§ 3291. Statement of qualification
(a)(1) Any lawful partnership may become a limited liability partnership pursuant to this section.
(2) A limited liability partnership or a foreign limited liability partnership engaging in a business subject to any other provisions of law of this State governing or regulating business may be formed or authorized to transact business under this chapter only if permitted by, and subject to all limitations of, the other statute. The following shall not be formed or authorized to transact business under this chapter:
(A) credit unions regulated under Title 8;
(B) insurance companies regulated under Title 8;
(C) railroad companies regulated under Title 19.
(b) The terms and conditions on which a partnership becomes a limited liability partnership must be approved by the vote necessary to amend the partnership agreement except, in the case of a partnership agreement that expressly considers obligations to contribute to the partnership, the vote necessary to amend those provisions.
(c) After the approval required by subsection (b) of this section, a partnership may only become a limited liability partnership by filing a statement of qualification.

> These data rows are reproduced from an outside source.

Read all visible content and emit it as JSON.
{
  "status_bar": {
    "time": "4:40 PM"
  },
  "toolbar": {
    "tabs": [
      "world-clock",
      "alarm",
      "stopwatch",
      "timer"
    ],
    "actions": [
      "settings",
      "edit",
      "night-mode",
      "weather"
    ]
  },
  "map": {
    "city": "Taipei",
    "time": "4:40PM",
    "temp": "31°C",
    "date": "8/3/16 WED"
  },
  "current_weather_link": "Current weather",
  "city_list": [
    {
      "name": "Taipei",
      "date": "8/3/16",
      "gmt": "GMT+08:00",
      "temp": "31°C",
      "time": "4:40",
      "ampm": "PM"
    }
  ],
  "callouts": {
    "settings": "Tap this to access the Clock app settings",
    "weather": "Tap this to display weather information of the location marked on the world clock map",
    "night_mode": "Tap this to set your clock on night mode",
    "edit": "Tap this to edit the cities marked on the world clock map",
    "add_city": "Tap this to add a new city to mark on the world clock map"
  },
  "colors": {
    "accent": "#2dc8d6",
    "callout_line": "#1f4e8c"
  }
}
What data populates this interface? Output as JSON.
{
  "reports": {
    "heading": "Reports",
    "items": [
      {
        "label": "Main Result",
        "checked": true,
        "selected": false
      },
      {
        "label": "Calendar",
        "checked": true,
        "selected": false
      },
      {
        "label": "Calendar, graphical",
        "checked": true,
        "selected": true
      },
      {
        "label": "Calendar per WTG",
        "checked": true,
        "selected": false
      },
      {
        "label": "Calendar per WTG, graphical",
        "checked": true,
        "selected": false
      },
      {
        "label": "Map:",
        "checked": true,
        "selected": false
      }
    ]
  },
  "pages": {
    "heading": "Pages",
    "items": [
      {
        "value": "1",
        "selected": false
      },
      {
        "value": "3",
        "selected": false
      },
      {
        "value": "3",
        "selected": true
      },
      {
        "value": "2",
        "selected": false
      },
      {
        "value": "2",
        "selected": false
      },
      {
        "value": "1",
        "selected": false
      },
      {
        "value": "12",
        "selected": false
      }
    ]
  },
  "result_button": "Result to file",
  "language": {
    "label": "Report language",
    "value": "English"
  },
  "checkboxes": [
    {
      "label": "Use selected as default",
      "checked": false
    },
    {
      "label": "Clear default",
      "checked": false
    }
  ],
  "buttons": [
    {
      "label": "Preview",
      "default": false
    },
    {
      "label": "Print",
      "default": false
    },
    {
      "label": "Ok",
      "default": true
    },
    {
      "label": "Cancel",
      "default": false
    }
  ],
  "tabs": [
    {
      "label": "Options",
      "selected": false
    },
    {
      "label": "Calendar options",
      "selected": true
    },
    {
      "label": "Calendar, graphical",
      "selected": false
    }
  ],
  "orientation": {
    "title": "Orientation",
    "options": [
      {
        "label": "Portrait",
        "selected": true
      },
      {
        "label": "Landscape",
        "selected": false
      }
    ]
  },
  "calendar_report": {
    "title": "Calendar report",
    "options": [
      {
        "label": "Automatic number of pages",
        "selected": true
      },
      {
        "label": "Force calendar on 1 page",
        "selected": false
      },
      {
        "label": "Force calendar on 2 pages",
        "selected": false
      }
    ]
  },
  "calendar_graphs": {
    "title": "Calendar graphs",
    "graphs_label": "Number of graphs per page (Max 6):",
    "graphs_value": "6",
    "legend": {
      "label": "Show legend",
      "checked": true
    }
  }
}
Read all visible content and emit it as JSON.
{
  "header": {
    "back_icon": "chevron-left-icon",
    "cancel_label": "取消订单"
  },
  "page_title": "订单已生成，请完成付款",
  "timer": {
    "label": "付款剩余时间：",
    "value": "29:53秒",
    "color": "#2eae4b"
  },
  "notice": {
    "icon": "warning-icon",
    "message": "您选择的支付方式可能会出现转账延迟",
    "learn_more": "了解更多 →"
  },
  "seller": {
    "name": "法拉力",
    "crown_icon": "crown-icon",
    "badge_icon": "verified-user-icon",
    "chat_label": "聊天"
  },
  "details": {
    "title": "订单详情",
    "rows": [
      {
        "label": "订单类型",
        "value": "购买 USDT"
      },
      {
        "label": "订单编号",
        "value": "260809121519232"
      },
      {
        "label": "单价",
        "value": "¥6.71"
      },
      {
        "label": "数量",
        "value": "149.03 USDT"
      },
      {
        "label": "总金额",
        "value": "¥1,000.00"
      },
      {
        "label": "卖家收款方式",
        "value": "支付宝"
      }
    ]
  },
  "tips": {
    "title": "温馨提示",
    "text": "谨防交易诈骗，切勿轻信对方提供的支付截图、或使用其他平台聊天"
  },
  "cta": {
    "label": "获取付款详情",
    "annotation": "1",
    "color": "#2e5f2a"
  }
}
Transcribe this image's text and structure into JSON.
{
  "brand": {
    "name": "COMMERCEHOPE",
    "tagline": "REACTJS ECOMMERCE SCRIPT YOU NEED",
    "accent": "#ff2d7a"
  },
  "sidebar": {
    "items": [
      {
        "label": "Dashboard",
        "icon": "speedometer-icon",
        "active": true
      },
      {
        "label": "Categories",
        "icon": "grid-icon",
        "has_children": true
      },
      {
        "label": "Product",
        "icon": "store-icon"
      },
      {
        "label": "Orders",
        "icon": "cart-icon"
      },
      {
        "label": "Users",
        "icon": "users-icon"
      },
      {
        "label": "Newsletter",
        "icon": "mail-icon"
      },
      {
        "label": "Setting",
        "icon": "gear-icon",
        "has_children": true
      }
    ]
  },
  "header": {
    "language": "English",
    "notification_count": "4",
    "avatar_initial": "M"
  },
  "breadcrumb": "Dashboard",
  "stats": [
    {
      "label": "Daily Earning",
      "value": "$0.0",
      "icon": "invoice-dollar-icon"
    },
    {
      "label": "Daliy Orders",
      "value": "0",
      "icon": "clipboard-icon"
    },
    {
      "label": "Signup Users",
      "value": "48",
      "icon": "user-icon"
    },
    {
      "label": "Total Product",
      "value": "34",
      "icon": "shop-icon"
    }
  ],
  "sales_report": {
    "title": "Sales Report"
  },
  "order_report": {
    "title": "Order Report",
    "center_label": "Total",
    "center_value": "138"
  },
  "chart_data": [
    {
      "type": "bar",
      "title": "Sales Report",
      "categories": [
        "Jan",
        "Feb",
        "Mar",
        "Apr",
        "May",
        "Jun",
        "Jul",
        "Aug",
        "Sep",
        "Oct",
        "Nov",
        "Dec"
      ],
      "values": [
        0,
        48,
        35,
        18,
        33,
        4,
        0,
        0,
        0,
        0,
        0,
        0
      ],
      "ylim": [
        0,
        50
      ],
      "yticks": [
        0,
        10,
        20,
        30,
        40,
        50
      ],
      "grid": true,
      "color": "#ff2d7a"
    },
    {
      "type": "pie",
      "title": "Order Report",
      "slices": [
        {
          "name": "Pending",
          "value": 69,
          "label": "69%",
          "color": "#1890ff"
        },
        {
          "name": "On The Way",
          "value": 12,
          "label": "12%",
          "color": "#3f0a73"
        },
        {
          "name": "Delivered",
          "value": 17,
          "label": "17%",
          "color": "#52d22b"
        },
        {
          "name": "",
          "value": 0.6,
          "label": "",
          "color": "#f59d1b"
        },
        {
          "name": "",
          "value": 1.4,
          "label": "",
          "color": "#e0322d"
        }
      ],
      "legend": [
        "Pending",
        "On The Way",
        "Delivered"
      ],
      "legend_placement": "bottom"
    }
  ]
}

The statement must contain:
(1) the name of the partnership;
(2) the location of the principal place of business in this State;
(3) if the partnership does not have a principal place of business in this State, the name and street address of the partnership's agent for service of process;
(4) a statement that the partnership elects to be a limited liability partnership; and
(5) a deferred effective date, if any.
(d) The agent of a limited liability partnership for service of process must be an individual who is a resident of this State or other person authorized to do business in this State.
(e) The status of a partnership as a limited liability partnership is effective on the later of the filing of the statement or a date specified in the statement. The status remains effective, regardless of changes in the partnership, until it is canceled pursuant to subsection 3205(d) of this title or revoked pursuant to section 3293 of this title.
(f) The status of a partnership as a limited liability partnership and the liability of its partners is not affected by errors or later changes in the information required to be contained in the statement of qualification under subsection (c) of this section.
(g) The filing of a statement of qualification establishes that a partnership has satisfied all conditions precedent to the qualification of the partnership as a limited liability partnership.
(h) An amendment or cancellation of a statement of qualification is effective when it is filed or on a deferred effective date specified in the amendment or cancellation. (Added 1997, No. 149 (Adj. Sess.), § 1, eff. Jan. 1, 1999; amended 1999, No. 153 (Adj. Sess.), § 24, eff. Jan. 1, 2001.)